Chapter 7

25.1K 3K 339
                                    

Kalau tulisanku ga bisa memenuhi ekspektasimu skip aja yaaaa 🍃🌱

****

"Akhirnya pada pulang." Lijendra mengelus dada lega ketika melihat di depan rumahnya sudah sepi. Hari sudah malam, akan sangat keterlaluan kalau cewek-cewek itu masih ada di sana.

Lijendra keluar dari kamar untuk makan malam, tapi keningnya mengerut bingung saat dia tidak mendapati makhluk berwarna pink itu di sekitarnya. Di pantry juga tidak ada siapa-siapa. Makanan masih utuh, itu artinya belum ada yang menyentuhnya.

Lijendra mengurungkan niatnya untuk mengisi perut. Dia pergi ke living room, televisi dibiarkan menyala tanpa ada yang melihatnya. "Sus? Mbok?"

Tidak ada yang menyahut. Lijendra mendengkus lalu mematikan televisi. Dia melihat ke sofa yang tampak penuh dengan berbagai macam snack dan mainan. "Ini orangnya ke mana coba?" Lijendra bertanya kepada dirinya sendiri sambil memungut satu per satu kekacauan di sofa itu. "Kebiasaan, ini pasti ulah si tuyul. Sembunyi di mana dia? Awas aja kalau ketemu, gua gundulin tuh kepala biar kayak upin-ipin."

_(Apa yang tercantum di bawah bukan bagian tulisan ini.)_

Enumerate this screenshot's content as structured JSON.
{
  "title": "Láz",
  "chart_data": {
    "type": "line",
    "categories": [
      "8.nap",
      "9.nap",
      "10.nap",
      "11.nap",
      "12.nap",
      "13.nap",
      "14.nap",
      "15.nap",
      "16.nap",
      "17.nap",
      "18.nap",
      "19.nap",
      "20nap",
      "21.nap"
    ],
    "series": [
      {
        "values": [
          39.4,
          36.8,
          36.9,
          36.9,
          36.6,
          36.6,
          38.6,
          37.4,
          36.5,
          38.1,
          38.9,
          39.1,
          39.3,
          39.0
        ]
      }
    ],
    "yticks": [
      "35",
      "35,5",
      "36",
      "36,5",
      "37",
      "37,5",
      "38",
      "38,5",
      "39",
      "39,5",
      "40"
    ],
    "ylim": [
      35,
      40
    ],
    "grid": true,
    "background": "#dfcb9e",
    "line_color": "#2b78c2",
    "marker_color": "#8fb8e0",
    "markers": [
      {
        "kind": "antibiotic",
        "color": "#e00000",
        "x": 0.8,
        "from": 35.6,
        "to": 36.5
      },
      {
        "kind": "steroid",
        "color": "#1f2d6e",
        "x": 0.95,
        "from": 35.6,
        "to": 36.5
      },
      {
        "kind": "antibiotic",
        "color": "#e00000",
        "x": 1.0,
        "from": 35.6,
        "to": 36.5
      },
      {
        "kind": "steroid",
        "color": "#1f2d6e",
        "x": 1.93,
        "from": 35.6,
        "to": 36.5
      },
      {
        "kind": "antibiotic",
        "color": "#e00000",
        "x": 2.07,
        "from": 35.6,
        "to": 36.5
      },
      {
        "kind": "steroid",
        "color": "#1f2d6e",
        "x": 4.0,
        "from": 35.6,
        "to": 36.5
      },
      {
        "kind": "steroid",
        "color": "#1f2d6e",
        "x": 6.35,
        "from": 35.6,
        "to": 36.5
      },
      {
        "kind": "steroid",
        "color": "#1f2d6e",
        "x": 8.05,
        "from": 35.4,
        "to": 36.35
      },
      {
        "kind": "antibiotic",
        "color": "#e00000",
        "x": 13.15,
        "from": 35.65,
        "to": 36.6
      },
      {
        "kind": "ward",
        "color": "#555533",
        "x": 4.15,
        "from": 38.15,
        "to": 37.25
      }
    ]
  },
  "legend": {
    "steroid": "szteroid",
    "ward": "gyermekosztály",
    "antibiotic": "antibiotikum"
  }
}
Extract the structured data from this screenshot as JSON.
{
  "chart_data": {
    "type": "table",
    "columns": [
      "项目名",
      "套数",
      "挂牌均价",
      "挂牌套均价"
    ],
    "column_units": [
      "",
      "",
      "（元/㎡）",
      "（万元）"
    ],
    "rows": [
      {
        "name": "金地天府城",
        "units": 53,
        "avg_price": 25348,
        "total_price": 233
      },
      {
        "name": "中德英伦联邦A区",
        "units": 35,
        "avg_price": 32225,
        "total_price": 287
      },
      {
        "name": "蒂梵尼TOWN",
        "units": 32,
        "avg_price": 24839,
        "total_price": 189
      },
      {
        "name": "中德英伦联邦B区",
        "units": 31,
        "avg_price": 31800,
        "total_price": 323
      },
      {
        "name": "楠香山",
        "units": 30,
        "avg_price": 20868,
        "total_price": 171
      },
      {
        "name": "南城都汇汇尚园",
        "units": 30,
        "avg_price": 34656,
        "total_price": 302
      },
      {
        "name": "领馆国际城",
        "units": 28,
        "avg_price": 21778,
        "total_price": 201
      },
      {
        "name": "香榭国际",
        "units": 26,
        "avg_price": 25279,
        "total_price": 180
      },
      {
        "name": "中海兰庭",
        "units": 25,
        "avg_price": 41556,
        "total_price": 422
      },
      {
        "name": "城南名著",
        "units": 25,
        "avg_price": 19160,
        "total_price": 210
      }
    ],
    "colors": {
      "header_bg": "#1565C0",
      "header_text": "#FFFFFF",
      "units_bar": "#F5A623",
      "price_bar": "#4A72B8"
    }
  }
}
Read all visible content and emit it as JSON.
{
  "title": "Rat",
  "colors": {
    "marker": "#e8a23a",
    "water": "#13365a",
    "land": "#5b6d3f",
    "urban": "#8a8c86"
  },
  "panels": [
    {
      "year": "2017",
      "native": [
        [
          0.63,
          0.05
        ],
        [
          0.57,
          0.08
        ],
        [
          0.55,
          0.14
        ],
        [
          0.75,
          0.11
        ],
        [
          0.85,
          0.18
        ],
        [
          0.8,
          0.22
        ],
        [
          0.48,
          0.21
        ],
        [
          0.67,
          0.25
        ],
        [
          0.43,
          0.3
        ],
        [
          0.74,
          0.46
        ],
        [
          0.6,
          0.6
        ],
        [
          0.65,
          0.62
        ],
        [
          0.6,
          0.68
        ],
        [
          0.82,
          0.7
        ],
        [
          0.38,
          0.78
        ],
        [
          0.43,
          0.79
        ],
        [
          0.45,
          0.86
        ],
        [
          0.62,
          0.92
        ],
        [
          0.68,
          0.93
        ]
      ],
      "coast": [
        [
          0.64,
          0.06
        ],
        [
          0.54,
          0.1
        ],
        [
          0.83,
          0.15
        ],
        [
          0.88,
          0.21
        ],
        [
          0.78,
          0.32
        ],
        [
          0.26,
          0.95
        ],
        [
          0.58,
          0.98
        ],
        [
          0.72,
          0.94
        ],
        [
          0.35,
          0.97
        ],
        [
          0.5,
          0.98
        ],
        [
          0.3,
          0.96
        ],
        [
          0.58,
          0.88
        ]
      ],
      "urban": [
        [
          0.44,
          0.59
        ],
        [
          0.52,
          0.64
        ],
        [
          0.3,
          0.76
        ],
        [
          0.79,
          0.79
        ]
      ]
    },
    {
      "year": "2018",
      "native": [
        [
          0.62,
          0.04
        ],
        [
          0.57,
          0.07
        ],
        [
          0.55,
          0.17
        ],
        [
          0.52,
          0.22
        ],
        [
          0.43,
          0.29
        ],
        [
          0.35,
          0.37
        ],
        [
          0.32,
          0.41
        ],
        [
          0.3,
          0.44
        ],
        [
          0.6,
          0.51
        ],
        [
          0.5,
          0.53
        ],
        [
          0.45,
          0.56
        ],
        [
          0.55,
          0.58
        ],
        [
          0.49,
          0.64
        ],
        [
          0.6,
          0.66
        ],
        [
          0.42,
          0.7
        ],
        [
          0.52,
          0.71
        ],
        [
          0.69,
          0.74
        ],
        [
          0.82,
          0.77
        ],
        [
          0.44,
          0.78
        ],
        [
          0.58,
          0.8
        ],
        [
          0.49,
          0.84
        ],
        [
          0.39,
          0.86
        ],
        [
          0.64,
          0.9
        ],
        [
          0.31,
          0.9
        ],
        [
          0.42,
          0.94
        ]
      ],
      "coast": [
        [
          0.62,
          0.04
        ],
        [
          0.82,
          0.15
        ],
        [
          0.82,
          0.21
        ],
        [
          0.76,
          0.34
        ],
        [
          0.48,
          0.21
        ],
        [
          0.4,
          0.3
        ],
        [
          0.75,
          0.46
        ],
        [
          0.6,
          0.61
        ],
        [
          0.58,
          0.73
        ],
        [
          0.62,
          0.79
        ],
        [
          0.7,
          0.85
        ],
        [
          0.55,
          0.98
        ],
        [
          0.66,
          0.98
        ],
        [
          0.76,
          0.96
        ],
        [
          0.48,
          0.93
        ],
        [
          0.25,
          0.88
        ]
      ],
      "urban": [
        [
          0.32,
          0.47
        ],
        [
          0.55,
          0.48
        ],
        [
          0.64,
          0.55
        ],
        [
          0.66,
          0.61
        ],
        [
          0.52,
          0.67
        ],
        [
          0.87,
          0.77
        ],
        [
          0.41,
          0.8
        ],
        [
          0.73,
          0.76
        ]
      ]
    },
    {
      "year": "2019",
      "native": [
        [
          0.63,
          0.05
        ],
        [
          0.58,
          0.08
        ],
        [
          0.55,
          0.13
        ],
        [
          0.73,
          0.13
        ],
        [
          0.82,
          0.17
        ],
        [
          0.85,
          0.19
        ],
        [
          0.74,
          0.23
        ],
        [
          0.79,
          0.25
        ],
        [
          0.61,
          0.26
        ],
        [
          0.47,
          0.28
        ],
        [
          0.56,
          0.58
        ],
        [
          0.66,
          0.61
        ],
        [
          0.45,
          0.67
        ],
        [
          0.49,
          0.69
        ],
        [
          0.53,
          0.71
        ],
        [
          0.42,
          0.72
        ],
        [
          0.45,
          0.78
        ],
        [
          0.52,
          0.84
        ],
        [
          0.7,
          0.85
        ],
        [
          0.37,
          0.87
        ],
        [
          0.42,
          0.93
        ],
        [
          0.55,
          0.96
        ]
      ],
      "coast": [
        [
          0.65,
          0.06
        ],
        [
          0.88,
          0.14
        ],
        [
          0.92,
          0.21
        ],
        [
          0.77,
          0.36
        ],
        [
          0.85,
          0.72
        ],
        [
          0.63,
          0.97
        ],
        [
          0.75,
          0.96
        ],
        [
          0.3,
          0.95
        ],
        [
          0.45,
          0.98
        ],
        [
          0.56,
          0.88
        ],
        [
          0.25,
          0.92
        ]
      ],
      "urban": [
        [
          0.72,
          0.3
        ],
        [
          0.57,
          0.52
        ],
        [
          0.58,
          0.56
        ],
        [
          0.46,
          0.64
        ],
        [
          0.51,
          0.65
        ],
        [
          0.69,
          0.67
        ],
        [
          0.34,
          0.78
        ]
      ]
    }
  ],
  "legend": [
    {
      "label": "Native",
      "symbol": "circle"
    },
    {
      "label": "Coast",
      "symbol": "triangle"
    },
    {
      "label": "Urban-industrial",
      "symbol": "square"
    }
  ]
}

Lalu mata Lijendra menemukan sesuatu tepat saat dia memindahkan snack dan mainan itu ke meja. Cowok itu menunduk ke bawah meja dan ternyata ada makhluk hidup di sana. Lijendra menggelengkan kepala sambil menariknya perlahan-lahan.

"Bangun, Cil. Udah makan belum lo?"

Nono menggeliat sambil merengek kecil. Suaranya terdengar kesal, mungkin karena dia merasa tidurnya terganggu. Anak itu mengenakan celana tidur kuning polos dan kaus putih bergaris kuning. Ada gambar lebah madu di tengah dadanya, Nono memiliki satu lusin pakaian seperti itu yang sama persis dan dia mengenakannya hampir setiap hari. Salah satu alasan Lijendra menganggap adiknya itu seperti karakter anime yang jarang berganti baju.

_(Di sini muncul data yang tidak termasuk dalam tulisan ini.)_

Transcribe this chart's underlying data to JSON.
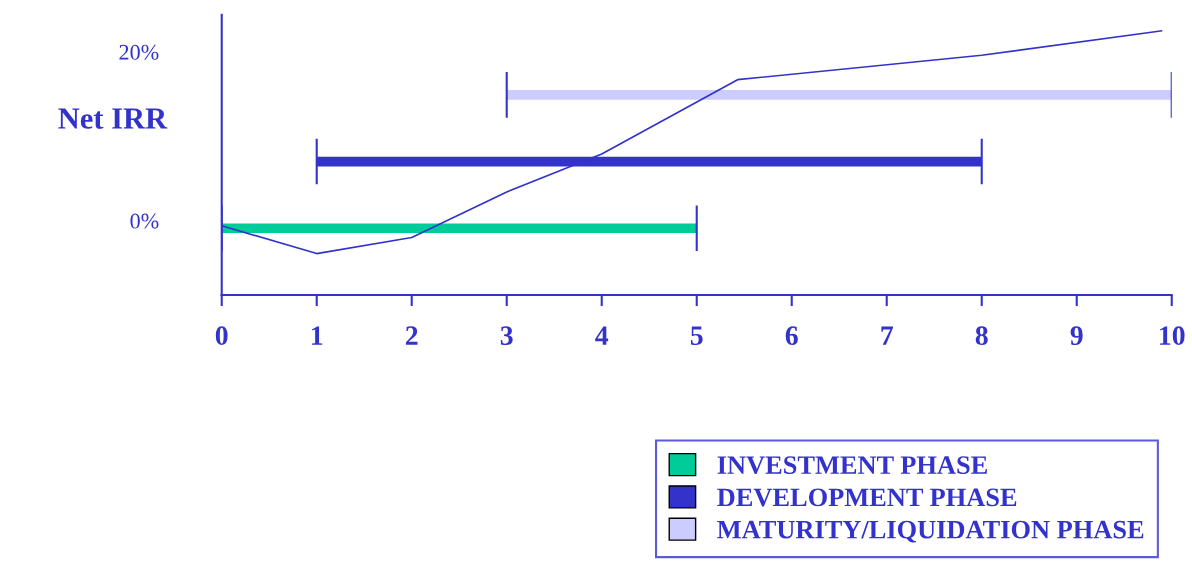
{
  "chart_data": {
    "type": "line",
    "ylabel": "Net IRR",
    "xlim": [
      0,
      10
    ],
    "xticks": [
      0,
      1,
      2,
      3,
      4,
      5,
      6,
      7,
      8,
      9,
      10
    ],
    "ylim": [
      -8.8,
      24.4
    ],
    "yticks": [
      {
        "value": 0,
        "label": "0%"
      },
      {
        "value": 20,
        "label": "20%"
      }
    ],
    "grid": false,
    "legend": "bottom right",
    "marker": "none",
    "line_style": "solid",
    "series": [
      {
        "color": "#3333cc",
        "x": [
          0,
          1,
          2,
          3,
          4,
          5.43,
          8,
          9.9
        ],
        "values": [
          -0.6,
          -3.9,
          -2.0,
          3.4,
          7.9,
          16.7,
          19.6,
          22.5
        ]
      },
      {
        "name": "INVESTMENT PHASE",
        "color": "#00cc99",
        "x": [
          0,
          5
        ],
        "values": [
          -0.9,
          -0.9
        ],
        "errors": [
          2.7,
          2.7
        ]
      },
      {
        "name": "DEVELOPMENT PHASE",
        "color": "#3333cc",
        "x": [
          1,
          8
        ],
        "values": [
          7.0,
          7.0
        ],
        "errors": [
          2.7,
          2.7
        ]
      },
      {
        "name": "MATURITY/LIQUIDATION PHASE",
        "color": "#ccccff",
        "x": [
          3,
          10
        ],
        "values": [
          14.9,
          14.9
        ],
        "errors": [
          2.7,
          2.7
        ]
      }
    ]
  }
}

Nono menggerakkan kedua kakinya seperti menendang-nendang, pertanda dia sangat marah karena sudah diusik. "Pelgi sanaaa... Nono ngantuk!"

"Bocil aja belagu lo. Udah kayak kuli bangunan kerja keras setengah mati. Mana Suster Mita sama si Mbok? Nggak diurus kan lo? Makanya jangan banyak tingkah. Kalau mereka resign ntar nggak ada yang mau ngurusin lo lagi."

"Abang belisiiiikk. Nono mau tidul, Abang...." Nono berguling-guling di lantai sampai akhirnya tangisnya pun pecah. "Bundaaa... Bunda, huhuhu... Bundaaa...! Abang jahaaaatt... Bundaaaa...."

Lijendra meringis dan menutup telinganya. Kalau sudah seperti ini maka hanya bunda yang bisa menenangkan Nono, tapi itu tidak mungkin karena bunda masih di Bali. Jadi, Lijendra akan berusaha dengan idenya sendiri.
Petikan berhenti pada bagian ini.